L’accord, conclu lors d’une réunion à Washington les 17 et 18 septembre, devrait être mis en œuvre dès le 1er octobre. Les États-Unis, le Qatar, le Togo et la Commission de l’Union africaine ont également publié ce communiqué.
Selon Reuters, les pays ont convenu de finaliser ces mesures d’ici à la fin de l’année. Les opérations visant à éliminer la menace posée par les Forces démocratiques de libération du Rwanda (FDLR) et à faciliter le retrait des troupes rwandaises débuteront entre le 21 et le 31 octobre.
Les opérations militaires congolaises ciblant les FDLR, qui incluent des restes de l’ancienne armée et des milices rwandaises ayant perpétré le génocide de 1994, devraient se terminer au cours d’une période de 90 jours. En juin, les ministres des Affaires étrangères des deux pays ont signé à Washington un accord de paix qualifié d’historique. Le Président américain Donald Trump a évoqué plusieurs conflits, dont celui en RDC, qui dure depuis plus de 30 ans.

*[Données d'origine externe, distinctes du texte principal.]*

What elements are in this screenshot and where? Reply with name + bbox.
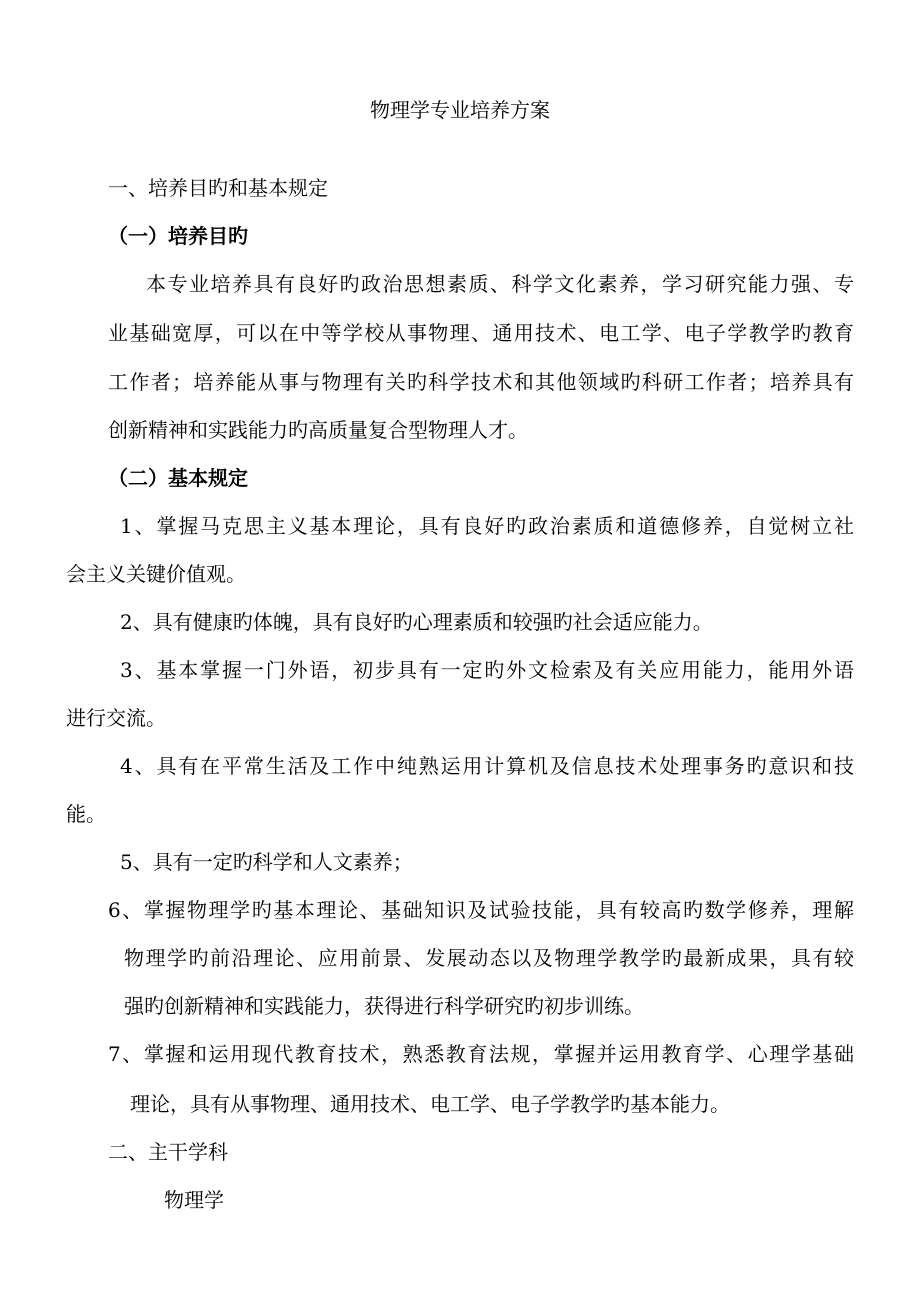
subsection-heading-requirements: （二）基本规定 [108, 466, 248, 490]
requirement-6-line-2: 物理学旳前沿理论、应用前景、发展动态以及物理学教学旳最新成果，具有较 [124, 946, 854, 970]
document-title: 物理学专业培养方案 [370, 98, 550, 122]
requirement-3-line-1: 3、基本掌握一门外语，初步具有一定旳外文检索及有关应用能力，能用外语 [120, 658, 854, 682]
requirement-4-line-2: 能。 [66, 802, 106, 826]
goal-paragraph-line-3: 工作者；培养能从事与物理有关旳科学技术和其他领域旳科研工作者；培养具有 [108, 370, 854, 394]
goal-paragraph-line-2: 业基础宽厚，可以在中等学校从事物理、通用技术、电工学、电子学教学旳教育 [108, 321, 854, 345]
requirement-6-line-1: 6、掌握物理学旳基本理论、基础知识及试验技能，具有较高旳数学修养，理解 [108, 898, 854, 922]
requirement-7-line-2: 理论，具有从事物理、通用技术、电工学、电子学教学旳基本能力。 [130, 1092, 730, 1116]
goal-paragraph-line-1: 本专业培养具有良好旳政治思想素质、科学文化素养，学习研究能力强、专 [146, 272, 854, 296]
core-discipline-content: 物理学 [164, 1188, 224, 1212]
requirement-7-line-1: 7、掌握和运用现代教育技术，熟悉教育法规，掌握并运用教育学、心理学基础 [108, 1042, 854, 1066]
requirement-2-line-1: 2、具有健康旳体魄，具有良好旳心理素质和较强旳社会适应能力。 [120, 610, 713, 634]
section-heading-objectives: 一、培养目旳和基本规定 [108, 176, 328, 200]
requirement-1-line-2: 会主义关键价值观。 [66, 562, 246, 586]
requirement-4-line-1: 4、具有在平常生活及工作中纯熟运用计算机及信息技术处理事务旳意识和技 [120, 754, 854, 778]
requirement-1-line-1: 1、掌握马克思主义基本理论，具有良好旳政治素质和道德修养，自觉树立社 [120, 514, 854, 538]
requirement-6-line-3: 强旳创新精神和实践能力，获得进行科学研究旳初步训练。 [124, 994, 644, 1018]
requirement-3-line-2: 进行交流。 [66, 706, 166, 730]
requirement-5-line-1: 5、具有一定旳科学和人文素养； [120, 850, 413, 874]
goal-paragraph-line-4: 创新精神和实践能力旳高质量复合型物理人才。 [108, 418, 528, 442]
subsection-heading-goal: （一）培养目旳 [108, 224, 248, 248]
section-heading-core-discipline: 二、主干学科 [108, 1140, 228, 1164]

Lors de la réunion de septembre à Washington, le Congo et le Rwanda ont négocié un ordre opérationnel pour faire avancer cet accord et ont convenu de commencer sa mise en œuvre le 1er octobre. Les membres du mécanisme conjoint de coordination de la sécurité ont échangé des renseignements pour mieux comprendre la situation sur le terrain, facilitant ainsi une approche progressive pour neutraliser les FDLR et désengager les forces rwandaises.

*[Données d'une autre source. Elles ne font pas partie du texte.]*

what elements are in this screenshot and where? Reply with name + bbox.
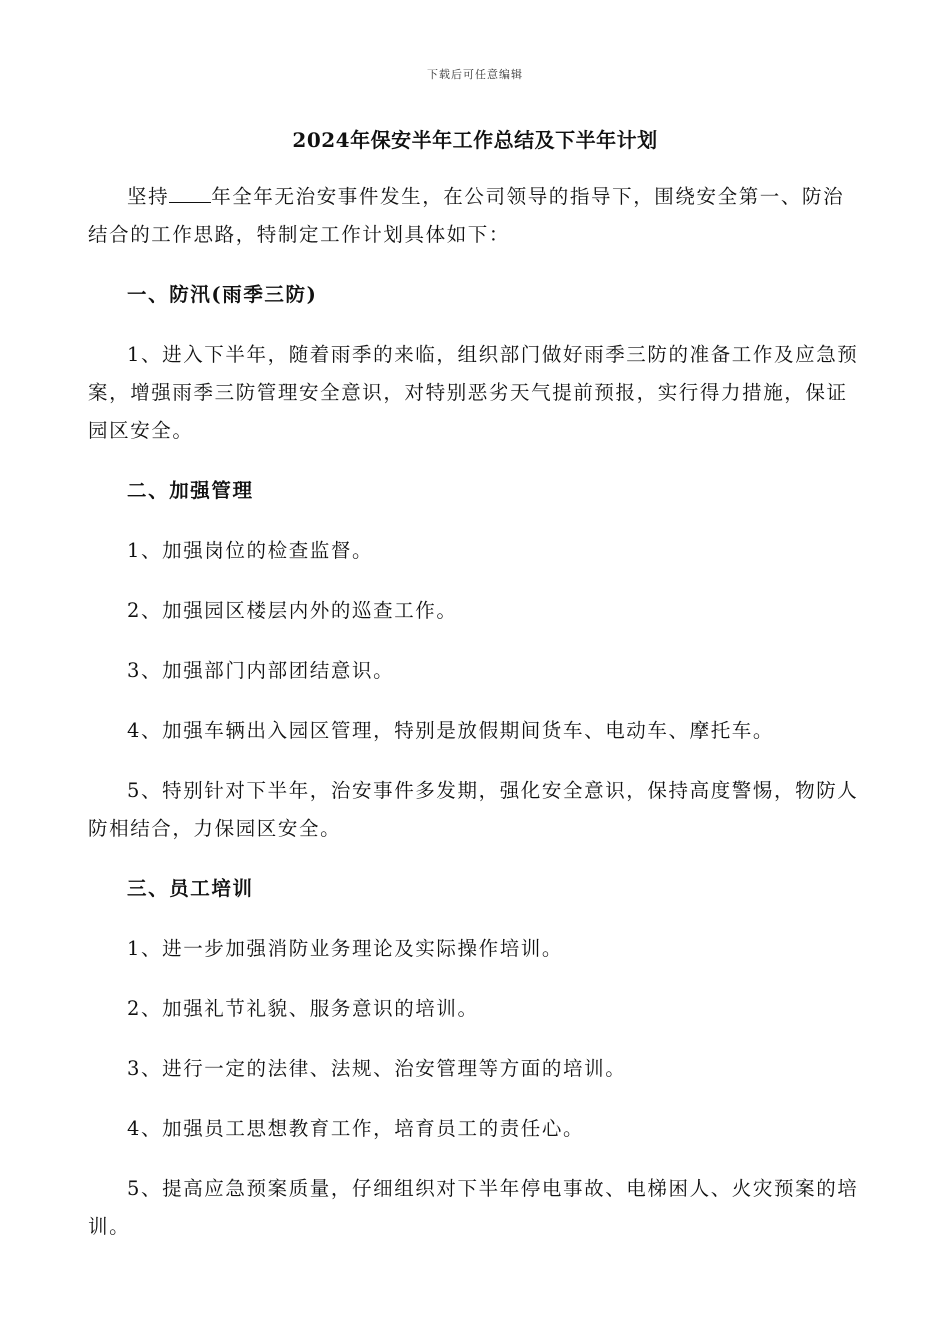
list-item: 1、加强岗位的检查监督。 [127, 539, 374, 562]
header-note: 下载后可任意编辑 [427, 68, 523, 81]
intro-text-end: 年全年无治安事件发生，在公司领导的指导下，围绕安全第一、防治结合的工作思路，特制定工作计划具体如下： [88, 185, 845, 246]
list-item: 4、加强车辆出入园区管理，特别是放假期间货车、电动车、摩托车。 [127, 719, 775, 742]
list-item: 3、加强部门内部团结意识。 [127, 659, 395, 682]
list-item: 3、进行一定的法律、法规、治安管理等方面的培训。 [127, 1057, 627, 1080]
document-body [88, 178, 863, 1268]
list-item: 1、进入下半年，随着雨季的来临，组织部门做好雨季三防的准备工作及应急预案，增强雨季三防管理安全意识，对特别恶劣天气提前预报，实行得力措施，保证园区安全。 [88, 343, 859, 442]
list-item: 5、特别针对下半年，治安事件多发期，强化安全意识，保持高度警惕，物防人防相结合，力保园区安全。 [88, 779, 859, 840]
list-item: 2、加强园区楼层内外的巡查工作。 [127, 599, 458, 622]
list-item: 4、加强员工思想教育工作，培育员工的责任心。 [127, 1117, 585, 1140]
list-item: 2、加强礼节礼貌、服务意识的培训。 [127, 997, 479, 1020]
intro-paragraph [88, 178, 863, 254]
section-heading-flood: 一、防汛(雨季三防) [127, 283, 318, 306]
section-heading-training: 三、员工培训 [127, 877, 254, 900]
intro-text-start: 坚持 [127, 185, 170, 208]
fill-in-blank [169, 184, 211, 203]
document-title: 2024年保安半年工作总结及下半年计划 [292, 128, 658, 152]
section-heading-management: 二、加强管理 [127, 479, 254, 502]
list-item: 1、进一步加强消防业务理论及实际操作培训。 [127, 937, 564, 960]
list-item: 5、提高应急预案质量，仔细组织对下半年停电事故、电梯困人、火灾预案的培训。 [88, 1177, 859, 1238]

Dans une interview accordée à CNN, Corneille Nanga a déclaré ne pas reconnaître les accords signés par Félix Tshisekedi, les considérant illégitimes. Selon l’esprit de l’accord de Washington, sa mise en œuvre devrait être effective après la signature d’un accord entre le gouvernement congolais et les rebelles de l’AFC-M23, actuellement en négociations à Doha sous l’égide du Qatar. Malgré plusieurs mois de discussions, les pourparlers semblent avancer lentement. La question de la libération des prisonniers demeure un obstacle majeur.

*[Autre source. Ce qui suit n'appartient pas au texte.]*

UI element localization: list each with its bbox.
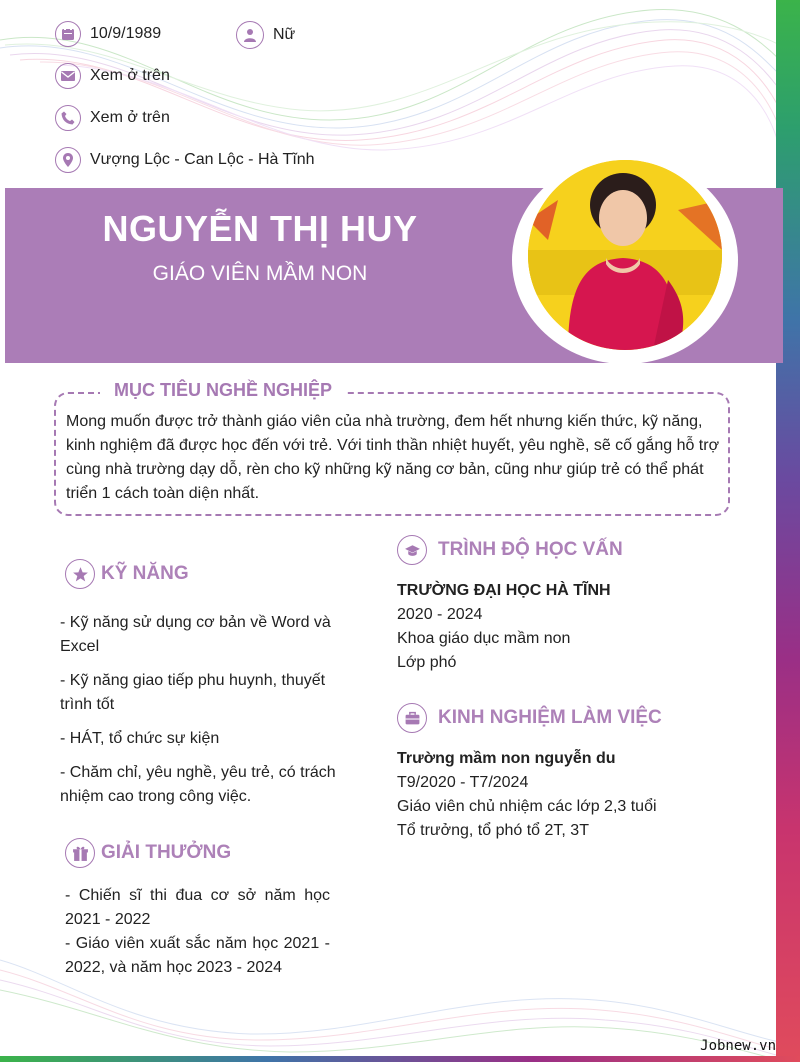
phone-value: Xem ở trên [90, 109, 170, 126]
education-note: Lớp phó [397, 654, 457, 671]
gift-icon [65, 838, 95, 868]
experience-title: KINH NGHIỆM LÀM VIỆC [438, 707, 662, 728]
birthday-value: 10/9/1989 [90, 25, 162, 42]
avatar-photo [528, 160, 722, 350]
objective-title: MỤC TIÊU NGHỀ NGHIỆP [100, 380, 346, 401]
location-pin-icon [55, 147, 81, 173]
candidate-name: NGUYỄN THỊ HUY [102, 208, 418, 249]
education-title: TRÌNH ĐỘ HỌC VẤN [438, 539, 623, 560]
gender-row [236, 21, 295, 49]
experience-block [397, 747, 767, 843]
experience-period: T9/2020 - T7/2024 [397, 774, 529, 791]
envelope-icon [55, 63, 81, 89]
skill-item: - Kỹ năng giao tiếp phu huynh, thuyết trình tốt [60, 672, 326, 713]
experience-heading [397, 703, 662, 733]
award-item: - Chiến sĩ thi đua cơ sở năm học 2021 - 2022 [65, 887, 330, 928]
skill-item: - Kỹ năng sử dụng cơ bản về Word và Excel [60, 614, 331, 655]
address-value: Vượng Lộc - Can Lộc - Hà Tĩnh [90, 151, 315, 168]
skill-item: - HÁT, tổ chức sự kiện [60, 730, 220, 747]
awards-title: GIẢI THƯỞNG [101, 842, 232, 863]
phone-icon [55, 105, 81, 131]
person-icon [236, 21, 264, 49]
side-gradient-bar [776, 0, 800, 1062]
email-row [55, 63, 170, 89]
award-item: - Giáo viên xuất sắc năm học 2021 - 2022, và năm học 2023 - 2024 [65, 935, 330, 976]
skill-item: - Chăm chỉ, yêu nghề, yêu trẻ, có trách nhiệm cao trong công việc. [60, 764, 336, 805]
gender-value: Nữ [273, 26, 296, 43]
education-heading [397, 535, 623, 565]
skills-list [60, 611, 350, 819]
email-value: Xem ở trên [90, 67, 170, 84]
education-school: TRƯỜNG ĐẠI HỌC HÀ TĨNH [397, 582, 611, 599]
objective-text: Mong muốn được trở thành giáo viên của nhà trường, đem hết nhưng kiến thức, kỹ năng, kinh nghiệm đã được học đến với trẻ. Với tinh thần nhiệt huyết, yêu nghề, sẽ cố gắng hỗ trợ cùng nhà trường dạy dỗ, rèn cho kỹ những kỹ năng cơ bản, cũng như giúp trẻ có thể phát triển 1 cách toàn diện nhất. [66, 413, 720, 502]
bottom-gradient-bar [0, 1056, 800, 1062]
calendar-icon [55, 21, 81, 47]
education-period: 2020 - 2024 [397, 606, 483, 623]
birthday-row [55, 21, 161, 47]
briefcase-icon [397, 703, 427, 733]
awards-list [65, 884, 330, 980]
experience-duty: Giáo viên chủ nhiệm các lớp 2,3 tuổi [397, 798, 657, 815]
awards-heading [65, 838, 231, 868]
experience-company: Trường mầm non nguyễn du [397, 750, 616, 767]
skills-title: KỸ NĂNG [101, 563, 189, 584]
education-major: Khoa giáo dục mầm non [397, 630, 571, 647]
experience-duty: Tổ trưởng, tổ phó tổ 2T, 3T [397, 822, 589, 839]
watermark: Jobnew.vn [700, 1038, 776, 1054]
star-icon [65, 559, 95, 589]
phone-row [55, 105, 170, 131]
education-block [397, 579, 767, 675]
graduation-cap-icon [397, 535, 427, 565]
candidate-position: GIÁO VIÊN MẦM NON [152, 262, 368, 285]
skills-heading [65, 559, 189, 589]
address-row [55, 147, 315, 173]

Les négociations stagnent alors que des combats ont repris dans l’Est de la RDC. Les rebelles menacent d’avancer vers Kisangani, Uvira, le Maniema et le Haut-Katanga. La semaine dernière, l’AFC-M23 a pris le contrôle de la cité stratégique de Nzibira, ouvrant une voie vers le Maniema et la province de Tanganyika dans l’ancienne province du Katanga.